Newly arrived Rohingya refugees make their way to a camp in Cox’s Bazar, Bangladesh, October 2, 2017. REUTERS/Cathal McNaughton

But the immediate concern is the well-being of those who fled. The government of Bangladesh has allocated 2,000 acres of land to set up a new camp in Ukhia Upazila, not far from the existing camps.

150km of roads and drains needed

IOM spokesman Chris Lom said 150km of road and drainage had to be built because the current set-up was dangerously congested, with minimal access for vehicles – just a single road that was constantly clogged.

Robert Watkins, UN resident coordinator in Bangladesh, said on Wednesday: “The Rohingya population in Cox’s Bazar is highly vulnerable, many having experienced severe trauma, and are now living in extremely difficult conditions.”

Some 509,000 Rohingya have arrived since August 25, when attacks by the poorly armed ARSA militants triggered a Myanmar military crackdown the United Nations later branded as ethnic cleansing.

Myanmar rejects that. It says its forces are fighting insurgents who claimed responsibility for attacks on about 30 police posts and an army camp on August 25.

The insurgents were also behind similar but smaller attacks in October last year that also led to a brutal Myanmar army response triggering the flight of 87,000 Rohingya to Bangladesh.

The agencies’ plan factors in the possibility of another 91,000 refugees arriving, as the influx was continuing day to day, Watkins said.

“The plan targets 1.2 million people, including all Rohingya refugees, and 300,000 Bangladeshi host communities over the next six months,” he said.

“A rapid response from donors to this response plan is essential if the humanitarian organizations are to move ahead with critical activities to save lives, and provide protection to Rohingya refugees in Bangladesh,” Watkins said.

Rohingya refugees who just arrived by wooden boats from Myanmar wait for some aid to be distributed at a relief centre in Teknaf, near Cox’s Bazar in Bangladesh, October 3, 2017. REUTERS/Damir Sagolj

Half a million people need food while 100,000 emergency shelters are also needed. More than half of the Rohingya population are children, while 24,000 pregnant women need maternity care, the aid agencies said in their plan.

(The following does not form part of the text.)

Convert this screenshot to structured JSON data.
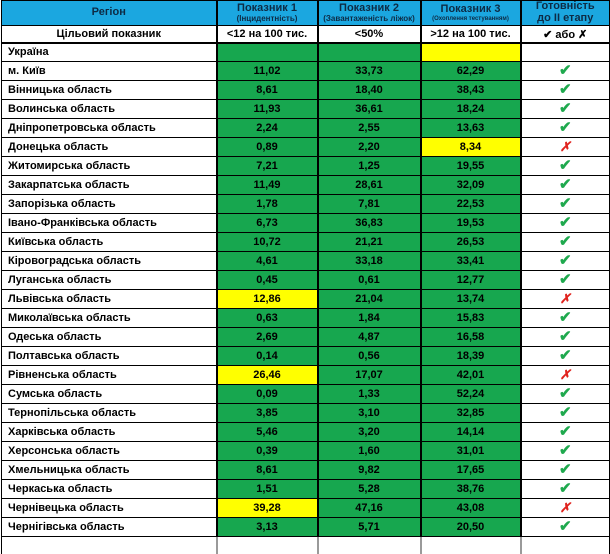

“Massive and immediate scale-up is required to save lives,” they said. “Without immediate, adequate water, sanitation and hygiene, there will be disease outbreaks.”The Rohingya are regarded as illegal immigrants in Buddhist-majority Myanmar and most are stateless.

Myanmar leader Aung San Suu Kyi has faced strong criticism for not doing more to stop the violence, although she has no power over the security forces under a military-drafted constitution. She condemned rights abuses and said Myanmar was ready to start a process agreed with Bangladesh in 1993 under which anyone verified as a refugee would be accepted back.

But many Rohingya are pessimistic about their chances of going home, partly because many do not have official papers confirming their residency. Most are also wary about returning without an assurance of full citizenship, which they fear could leave them vulnerable to the persecution and discrimination they have endured for years.